Last August, Pineland Telephone and Jefferson Energy Cooperatives in Georgia began developing a project together to bring fiber connectivity to businesses in the small towns of Louisville (pop. 2,200) and Wrens (pop. 2,000). This February, the partners finished construction and celebrated with a ribbon cutting ceremony. The event marked marked another instance in which cooperatives are working together to improve connectivity in rural areas.

The project began in Louisville last summer when the cooperatives realized they could team up to reduce costs and improve Internet access for businesses in Jefferson County. In a July 2018 press release, Pineland Telephone commented:

“Rural America lacking the broadband service needed to compete globally is on everyone’s radar, with Georgia and national legislation being considered so that improvements can be developed. Instead of waiting on funding and policies that may not come, cooperatives working together determined a way to make advancements in the communities in which they serve.”

logo-jefferson-EMC.jpg Pineland’s Dustin Durden told the Augusta Chronicle that both cooperatives deployed fiber simultaneously. Jefferson Energy worked on construction between Bartow and the Louisville area, which were then connected to Wrens, while Pineland began with fiber within the town of Louisville and then worked within Wrens. Working together, they were able to finish the project in about 18 months.

As Durden explains in this Facebook video, Pineland, Jefferson, and the city of Louisville are using the infrastructure to make free Wi-Fi available in the community’s downtown park:

Fiber for Electric Efficiencies and Expansion

Jefferson Energy sees several uses for the new infrastructure:

“It’s helping us with our communications efficiencies and we’re going to utilize that fiber in the future for what we call distribution automation,” Dillard said. “It will improve our efficiencies and our responsiveness to outages or power quality and improve our service.

“This was just the first step.
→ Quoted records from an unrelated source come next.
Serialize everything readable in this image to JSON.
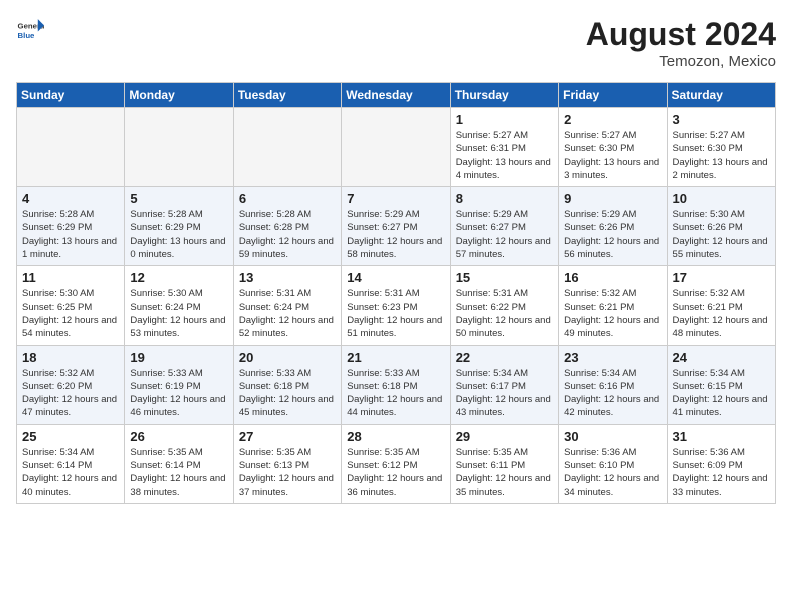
{
  "header": {
    "logo_general": "General",
    "logo_blue": "Blue",
    "month_year": "August 2024",
    "location": "Temozon, Mexico"
  },
  "days_of_week": [
    "Sunday",
    "Monday",
    "Tuesday",
    "Wednesday",
    "Thursday",
    "Friday",
    "Saturday"
  ],
  "weeks": [
    [
      {
        "day": "",
        "empty": true
      },
      {
        "day": "",
        "empty": true
      },
      {
        "day": "",
        "empty": true
      },
      {
        "day": "",
        "empty": true
      },
      {
        "day": "1",
        "sunrise": "5:27 AM",
        "sunset": "6:31 PM",
        "daylight": "13 hours and 4 minutes."
      },
      {
        "day": "2",
        "sunrise": "5:27 AM",
        "sunset": "6:30 PM",
        "daylight": "13 hours and 3 minutes."
      },
      {
        "day": "3",
        "sunrise": "5:27 AM",
        "sunset": "6:30 PM",
        "daylight": "13 hours and 2 minutes."
      }
    ],
    [
      {
        "day": "4",
        "sunrise": "5:28 AM",
        "sunset": "6:29 PM",
        "daylight": "13 hours and 1 minute."
      },
      {
        "day": "5",
        "sunrise": "5:28 AM",
        "sunset": "6:29 PM",
        "daylight": "13 hours and 0 minutes."
      },
      {
        "day": "6",
        "sunrise": "5:28 AM",
        "sunset": "6:28 PM",
        "daylight": "12 hours and 59 minutes."
      },
      {
        "day": "7",
        "sunrise": "5:29 AM",
        "sunset": "6:27 PM",
        "daylight": "12 hours and 58 minutes."
      },
      {
        "day": "8",
        "sunrise": "5:29 AM",
        "sunset": "6:27 PM",
        "daylight": "12 hours and 57 minutes."
      },
      {
        "day": "9",
        "sunrise": "5:29 AM",
        "sunset": "6:26 PM",
        "daylight": "12 hours and 56 minutes."
      },
      {
        "day": "10",
        "sunrise": "5:30 AM",
        "sunset": "6:26 PM",
        "daylight": "12 hours and 55 minutes."
      }
    ],
    [
      {
        "day": "11",
        "sunrise": "5:30 AM",
        "sunset": "6:25 PM",
        "daylight": "12 hours and 54 minutes."
      },
      {
        "day": "12",
        "sunrise": "5:30 AM",
        "sunset": "6:24 PM",
        "daylight": "12 hours and 53 minutes."
      },
      {
        "day": "13",
        "sunrise": "5:31 AM",
        "sunset": "6:24 PM",
        "daylight": "12 hours and 52 minutes."
      },
      {
        "day": "14",
        "sunrise": "5:31 AM",
        "sunset": "6:23 PM",
        "daylight": "12 hours and 51 minutes."
      },
      {
        "day": "15",
        "sunrise": "5:31 AM",
        "sunset": "6:22 PM",
        "daylight": "12 hours and 50 minutes."
      },
      {
        "day": "16",
        "sunrise": "5:32 AM",
        "sunset": "6:21 PM",
        "daylight": "12 hours and 49 minutes."
      },
      {
        "day": "17",
        "sunrise": "5:32 AM",
        "sunset": "6:21 PM",
        "daylight": "12 hours and 48 minutes."
      }
    ],
    [
      {
        "day": "18",
        "sunrise": "5:32 AM",
        "sunset": "6:20 PM",
        "daylight": "12 hours and 47 minutes."
      },
      {
        "day": "19",
        "sunrise": "5:33 AM",
        "sunset": "6:19 PM",
        "daylight": "12 hours and 46 minutes."
      },
      {
        "day": "20",
        "sunrise": "5:33 AM",
        "sunset": "6:18 PM",
        "daylight": "12 hours and 45 minutes."
      },
      {
        "day": "21",
        "sunrise": "5:33 AM",
        "sunset": "6:18 PM",
        "daylight": "12 hours and 44 minutes."
      },
      {
        "day": "22",
        "sunrise": "5:34 AM",
        "sunset": "6:17 PM",
        "daylight": "12 hours and 43 minutes."
      },
      {
        "day": "23",
        "sunrise": "5:34 AM",
        "sunset": "6:16 PM",
        "daylight": "12 hours and 42 minutes."
      },
      {
        "day": "24",
        "sunrise": "5:34 AM",
        "sunset": "6:15 PM",
        "daylight": "12 hours and 41 minutes."
      }
    ],
    [
      {
        "day": "25",
        "sunrise": "5:34 AM",
        "sunset": "6:14 PM",
        "daylight": "12 hours and 40 minutes."
      },
      {
        "day": "26",
        "sunrise": "5:35 AM",
        "sunset": "6:14 PM",
        "daylight": "12 hours and 38 minutes."
      },
      {
        "day": "27",
        "sunrise": "5:35 AM",
        "sunset": "6:13 PM",
        "daylight": "12 hours and 37 minutes."
      },
      {
        "day": "28",
        "sunrise": "5:35 AM",
        "sunset": "6:12 PM",
        "daylight": "12 hours and 36 minutes."
      },
      {
        "day": "29",
        "sunrise": "5:35 AM",
        "sunset": "6:11 PM",
        "daylight": "12 hours and 35 minutes."
      },
      {
        "day": "30",
        "sunrise": "5:36 AM",
        "sunset": "6:10 PM",
        "daylight": "12 hours and 34 minutes."
      },
      {
        "day": "31",
        "sunrise": "5:36 AM",
        "sunset": "6:09 PM",
        "daylight": "12 hours and 33 minutes."
      }
    ]
  ]
}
We were acting as the bridge from their service territory to our territory. Now we’ve got them here and hopefully now we can work with Pineland to further expand in the future.”

Partnerships Proliferating

Earlier this year, we wrote about Pineland’s project in Americus to deploy fiber for commercial subscribers in the Sumter County town of about 17,000 people. Pineland invested about $2 million into the project along with contributions from local donors. One Sumter Economic Development Foundation facilitated the project.

We’ve seen an increase in telephone and electric co-op partnerships for broadband recently. Notably, communications cooperative RiverStreet Networks has entered into a partnership with North Carolina’s Electric Cooperatives as a way to expand high-quality Internet access to rural communities across the state. Collaboration makes sense: electric cooperatives often have the ability to manage and expand the infrastructure while telephone and communications cooperatives have the personnel and expertise in broadband.